Marcus Smart is Ben Jonson–he’s the heart and soul of the team, its longest tenured player, and a guy who has a reputation of laying it on the line. He’s also a firebrand with a decidedly imperfect command over his temper.
That he responded the way that he did to a question about Irving that came immediately after the season ended is sufficient evidence for me. Smart’s clear, profane, on point and on the record, defense of Irving is, to me, more persuasive than all of the anonymous remarks that have surfaced since then.
Smart, like Jonson, owes nothing to anyone–he was under no obligation to call Irving ‘my brother’, or to defend him as vigorously as he did. He could’ve answered that reporter’s question with a deflection, or even with a criticism of Irving. He didn’t. And that, from a guy who was there, is more impactful than a month’s worth of suppositions based on anonymous sources which may–or may not–ultimately trace back to one player who made his dissatisfaction with playing the role he was assigned clear to the entire world.
Look, Kyrie may or may not sign with the Celtics, and whether he does or doesn’t has nothing to do with what the fans think of him. But we’re all, collectively, going a bit crazy when we start to assume that the conclusions we’ve drawn from sensationalist reporting mirror the conclusions of guys who actually work for the team and know more about what’s really going on than we do.
Page 2: Where Ric Bucher says KD and Irving met during the Finals
Durant and Irving, league sources say, have met twice in recent weeks to discuss their desire to continue their careers on the same team, an idea forged while playing together on the U.S. national team. The first meeting took place in the Bay Area while Durant nursed a strained right calf; the second occurred in New York shortly after Durant had surgery to repair a ruptured Achilles tendon suffered in Game 5 of the NBA Finals
I call BS on this. Durant traveled with the Warriors during the Finals. In the era of cell phone cameras, under what circumstances could Irving come within a mile of Durant without being noticed?

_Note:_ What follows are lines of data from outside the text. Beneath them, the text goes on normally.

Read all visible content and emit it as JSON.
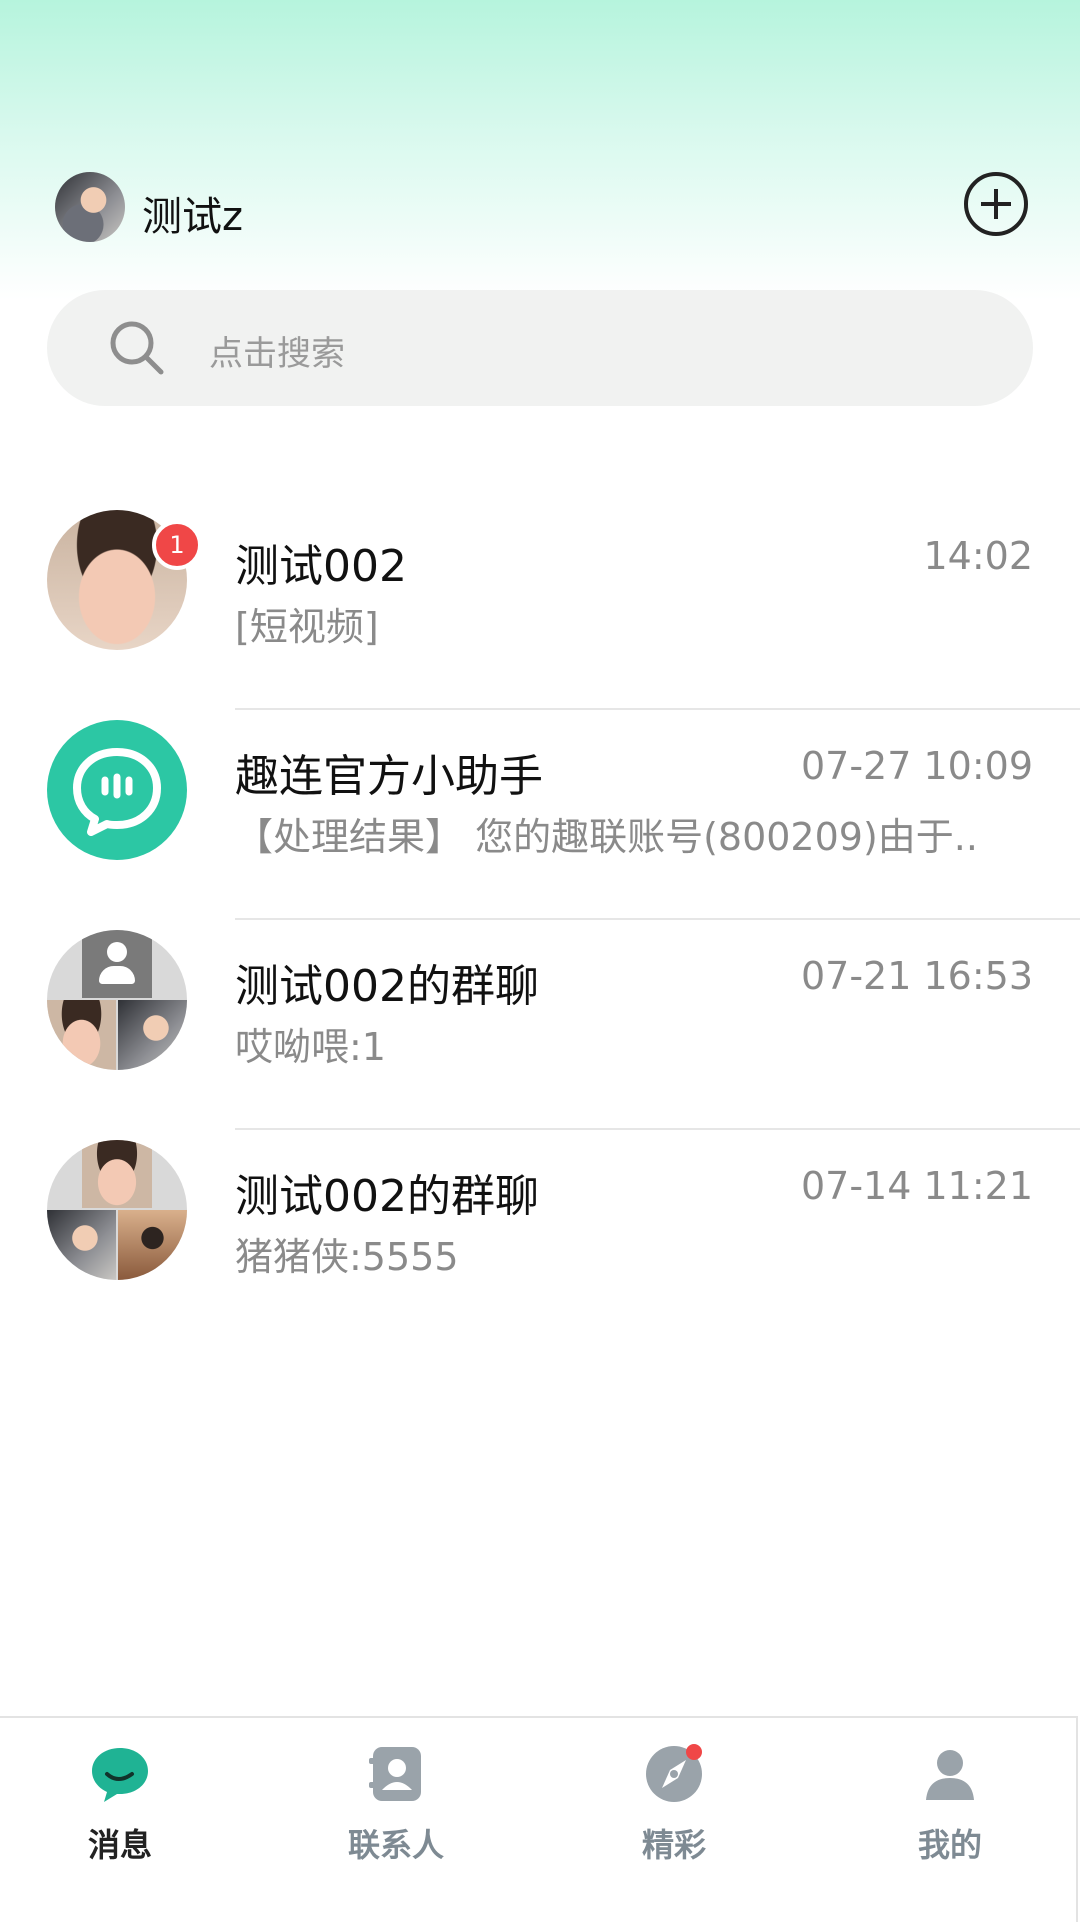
{
  "header": {
    "username": "测试z",
    "add_icon": "plus-circle-icon"
  },
  "search": {
    "placeholder": "点击搜索",
    "icon": "search-icon"
  },
  "chats": [
    {
      "name": "测试002",
      "time": "14:02",
      "preview": "[短视频]",
      "unread": "1",
      "avatar": "baby-photo"
    },
    {
      "name": "趣连官方小助手",
      "time": "07-27 10:09",
      "preview": "【处理结果】 您的趣联账号(800209)由于..",
      "avatar": "chat-bubble-icon"
    },
    {
      "name": "测试002的群聊",
      "time": "07-21 16:53",
      "preview": "哎呦喂:1",
      "avatar": "group-collage"
    },
    {
      "name": "测试002的群聊",
      "time": "07-14 11:21",
      "preview": "猪猪侠:5555",
      "avatar": "group-collage"
    }
  ],
  "nav": [
    {
      "label": "消息",
      "icon": "message-icon",
      "active": true
    },
    {
      "label": "联系人",
      "icon": "contacts-icon",
      "active": false
    },
    {
      "label": "精彩",
      "icon": "compass-icon",
      "active": false,
      "dot": true
    },
    {
      "label": "我的",
      "icon": "profile-icon",
      "active": false
    }
  ],
  "colors": {
    "accent": "#1fb394",
    "badge": "#f04747",
    "assistant_avatar": "#2cc7a4"
  }
}
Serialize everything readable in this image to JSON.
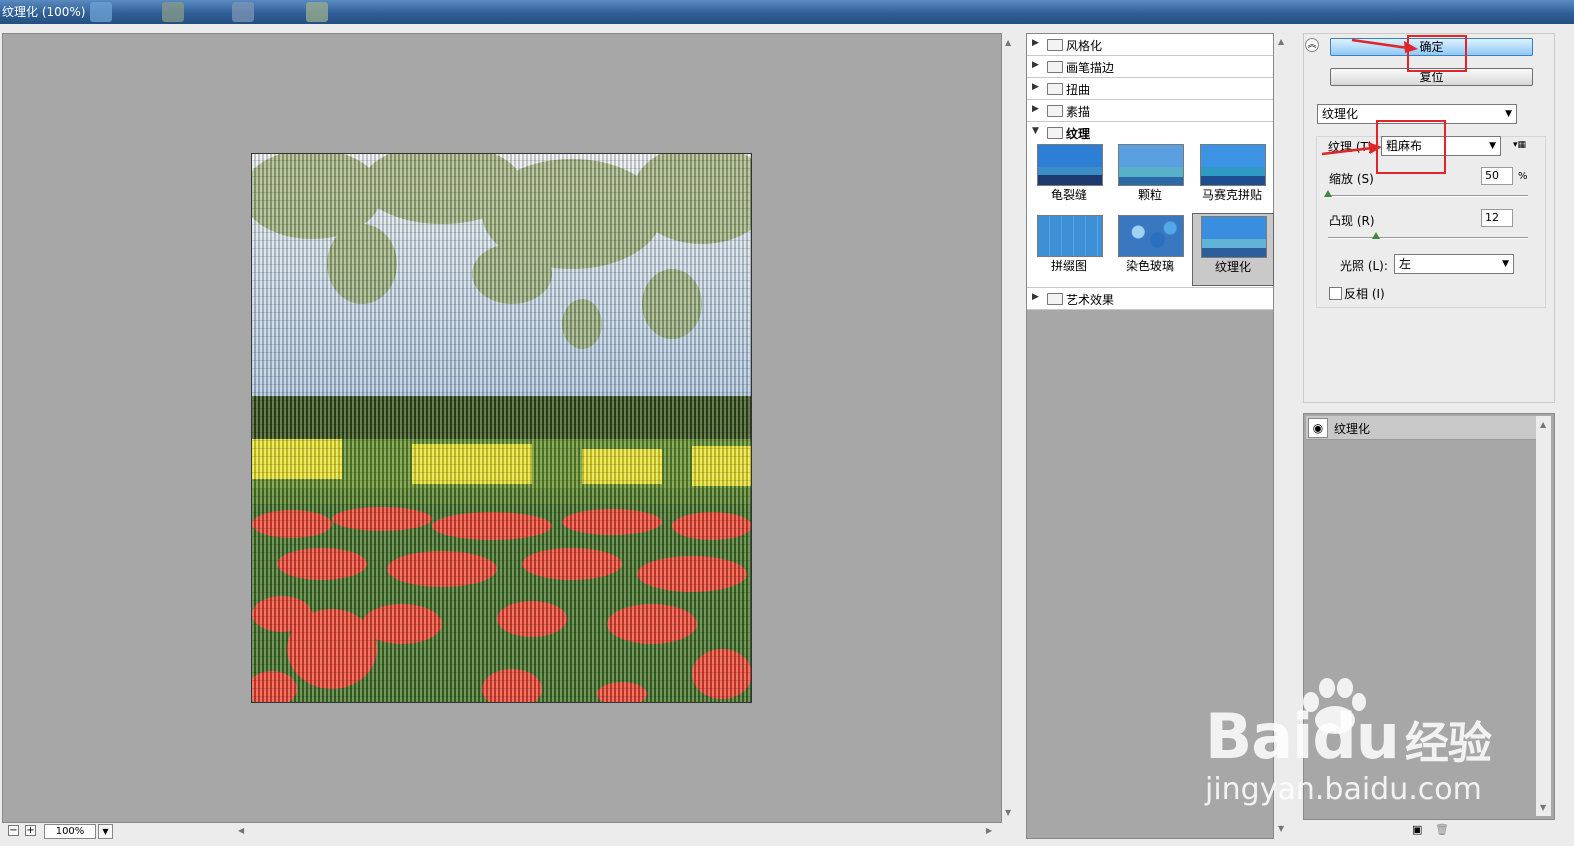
{
  "window": {
    "title": "纹理化 (100%)"
  },
  "preview": {
    "zoom": "100%",
    "zoom_out_label": "−",
    "zoom_in_label": "+"
  },
  "gallery": {
    "categories": [
      {
        "label": "风格化",
        "expanded": false
      },
      {
        "label": "画笔描边",
        "expanded": false
      },
      {
        "label": "扭曲",
        "expanded": false
      },
      {
        "label": "素描",
        "expanded": false
      },
      {
        "label": "纹理",
        "expanded": true
      },
      {
        "label": "艺术效果",
        "expanded": false
      }
    ],
    "texture_filters": [
      {
        "label": "龟裂缝",
        "selected": false
      },
      {
        "label": "颗粒",
        "selected": false
      },
      {
        "label": "马赛克拼贴",
        "selected": false
      },
      {
        "label": "拼缀图",
        "selected": false
      },
      {
        "label": "染色玻璃",
        "selected": false
      },
      {
        "label": "纹理化",
        "selected": true
      }
    ]
  },
  "settings": {
    "ok_label": "确定",
    "reset_label": "复位",
    "filter_select": "纹理化",
    "texture_label": "纹理 (T)",
    "texture_value": "粗麻布",
    "scale_label": "缩放 (S)",
    "scale_value": "50",
    "scale_unit": "%",
    "scale_fraction": 0.0,
    "relief_label": "凸现 (R)",
    "relief_value": "12",
    "relief_max": 50,
    "light_label": "光照 (L):",
    "light_value": "左",
    "invert_label": "反相 (I)",
    "invert_checked": false
  },
  "layers": [
    {
      "label": "纹理化",
      "visible": true
    }
  ],
  "watermark": {
    "brand": "Bai",
    "brand2": "du",
    "brand_cn": "经验",
    "url": "jingyan.baidu.com"
  },
  "colors": {
    "canvas_gray": "#a7a7a7",
    "annotation_red": "#e0262a",
    "ok_blue": "#8ec9f5"
  }
}
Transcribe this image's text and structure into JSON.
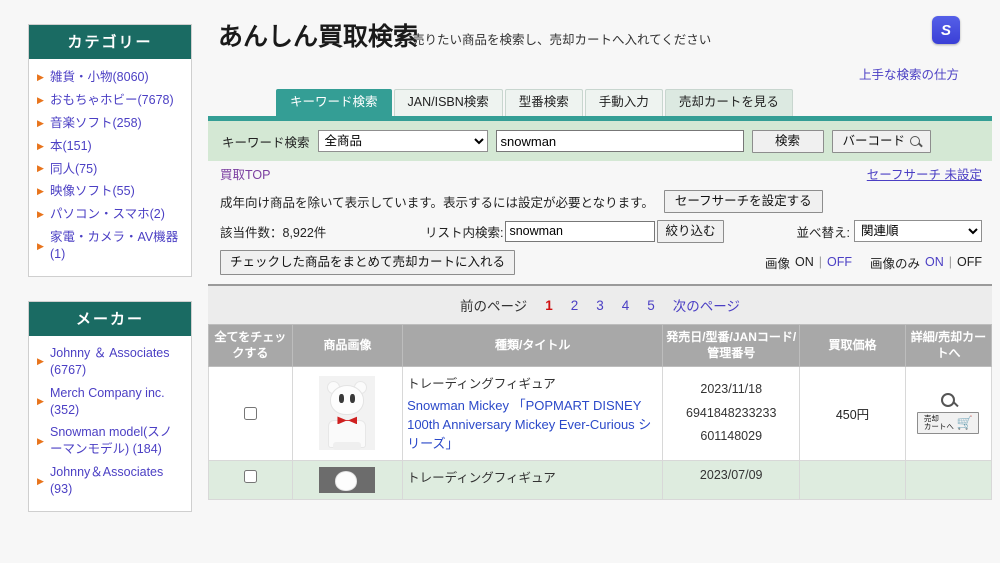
{
  "sidebar": {
    "category": {
      "title": "カテゴリー",
      "items": [
        {
          "label": "雑貨・小物(8060)"
        },
        {
          "label": "おもちゃホビー(7678)"
        },
        {
          "label": "音楽ソフト(258)"
        },
        {
          "label": "本(151)"
        },
        {
          "label": "同人(75)"
        },
        {
          "label": "映像ソフト(55)"
        },
        {
          "label": "パソコン・スマホ(2)"
        },
        {
          "label": "家電・カメラ・AV機器(1)"
        }
      ]
    },
    "maker": {
      "title": "メーカー",
      "items": [
        {
          "label": "Johnny ＆ Associates (6767)"
        },
        {
          "label": "Merch Company inc. (352)"
        },
        {
          "label": "Snowman model(スノーマンモデル) (184)"
        },
        {
          "label": "Johnny＆Associates (93)"
        }
      ]
    }
  },
  "header": {
    "title": "あんしん買取検索",
    "subtitle": "売りたい商品を検索し、売却カートへ入れてください",
    "logo_text": "S",
    "help_link": "上手な検索の仕方"
  },
  "tabs": [
    {
      "label": "キーワード検索",
      "active": true
    },
    {
      "label": "JAN/ISBN検索",
      "active": false
    },
    {
      "label": "型番検索",
      "active": false
    },
    {
      "label": "手動入力",
      "active": false
    },
    {
      "label": "売却カートを見る",
      "active": false,
      "cart": true
    }
  ],
  "searchbar": {
    "label": "キーワード検索",
    "category_selected": "全商品",
    "category_options": [
      "全商品"
    ],
    "keyword_value": "snowman",
    "keyword_placeholder": "",
    "search_button": "検索",
    "barcode_button": "バーコード",
    "barcode_icon": "search-icon"
  },
  "breadcrumb": {
    "label": "買取TOP",
    "safesearch_status": "セーフサーチ 未設定"
  },
  "notice": {
    "text": "成年向け商品を除いて表示しています。表示するには設定が必要となります。",
    "button": "セーフサーチを設定する"
  },
  "filters": {
    "count_text": "該当件数：8,922件",
    "inlist_label": "リスト内検索:",
    "inlist_value": "snowman",
    "narrow_button": "絞り込む",
    "sort_label": "並べ替え:",
    "sort_selected": "関連順",
    "sort_options": [
      "関連順"
    ]
  },
  "bulk": {
    "button": "チェックした商品をまとめて売却カートに入れる",
    "image_label": "画像",
    "image_on": "ON",
    "image_off": "OFF",
    "imageonly_label": "画像のみ",
    "imageonly_on": "ON",
    "imageonly_off": "OFF",
    "separator": "|"
  },
  "pagination": {
    "prev": "前のページ",
    "next": "次のページ",
    "pages": [
      "1",
      "2",
      "3",
      "4",
      "5"
    ],
    "current": "1"
  },
  "table": {
    "headers": [
      "全てをチェックする",
      "商品画像",
      "種類/タイトル",
      "発売日/型番/JANコード/管理番号",
      "買取価格",
      "詳細/売却カートへ"
    ],
    "rows": [
      {
        "checked": false,
        "thumb_alt": "snowman-mickey-figure",
        "kind": "トレーディングフィギュア",
        "title": "Snowman Mickey 「POPMART DISNEY 100th Anniversary Mickey Ever-Curious シリーズ」",
        "release_date": "2023/11/18",
        "jan": "6941848233233",
        "mgmt": "601148029",
        "price": "450円",
        "detail_icon": "search-icon",
        "cart_button_line1": "売却",
        "cart_button_line2": "カートへ",
        "cart_icon": "shopping-cart-icon"
      },
      {
        "kind": "トレーディングフィギュア",
        "release_date": "2023/07/09"
      }
    ]
  },
  "colors": {
    "teal_dark": "#1a6b63",
    "teal_accent": "#349e95",
    "search_bg": "#d4e8d4",
    "link_blue": "#4b3fc4",
    "title_blue": "#2b49c9",
    "current_page_red": "#d01010",
    "bullet_orange": "#e8741c",
    "row_alt_green": "#deecdf",
    "header_gray": "#a8a8a8"
  }
}
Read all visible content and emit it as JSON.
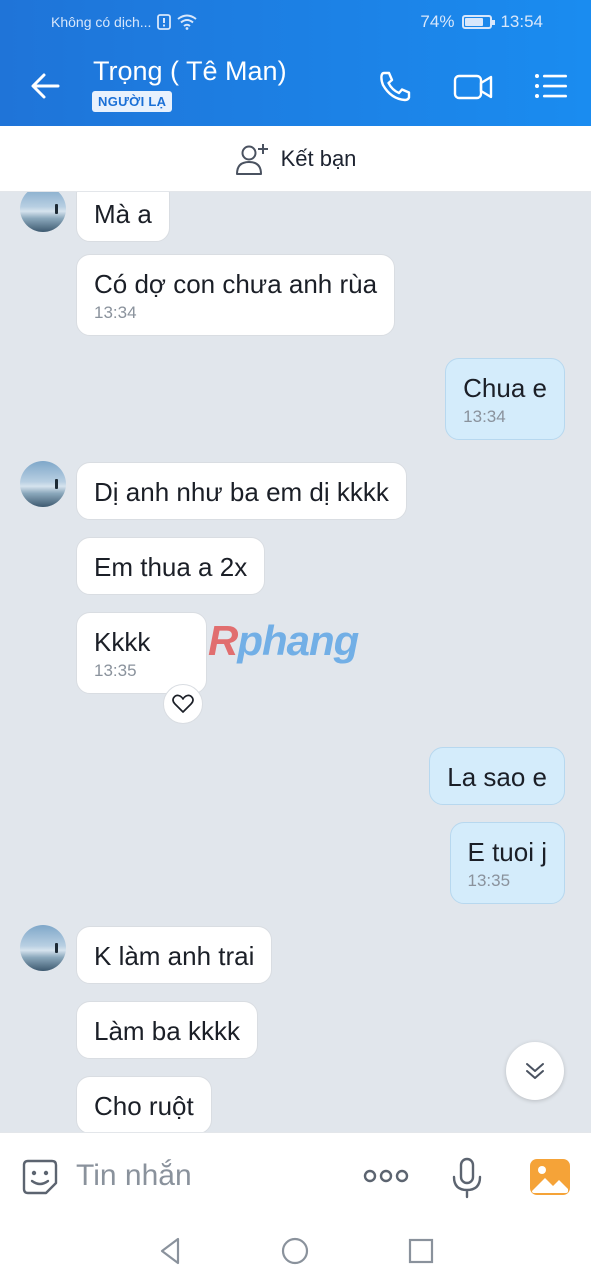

“Maybe they face-timed” — sure — because one thing that people like to do is make a life altering decision on the basis of a couple phone calls.
I’ve never bought the “KD and Irving are teaming up” narrative. You could construct a similar narrative involving just about any two random players in the NBA on the basis of the evidence summoned (‘They know each other outside of the NBA!!’ ‘they’ve had a conversation before!!’) There’s just not much of a market for stories talking about how Gorgui Dieng and Raymond Spalding want to team up because they both played for Louisville.
Bucher makes another allegation that doesn’t hold a lot of water:
No specific reason has been given for his change of heart, although a source close to Irving points to a tiff with team president Danny Ainge about how Irving was attempting to lead the club.
Ainge may be a lot of things, but he’s never been accused of being a meddler. I find it difficult to construct a scenario in which Irving and Ainge had a ‘tiff’ of such severity that it caused Irving to renege on his commitment to play for a championship-caliber team. Ainge isn’t Rob Pelinka. He’s not busying himself with the day-to-day affairs of the locker room.
Irving may well be out the door, but I can guaran-damn-tee you, the Celtics aren’t pushing him out, and they won’t be happy if he leaves.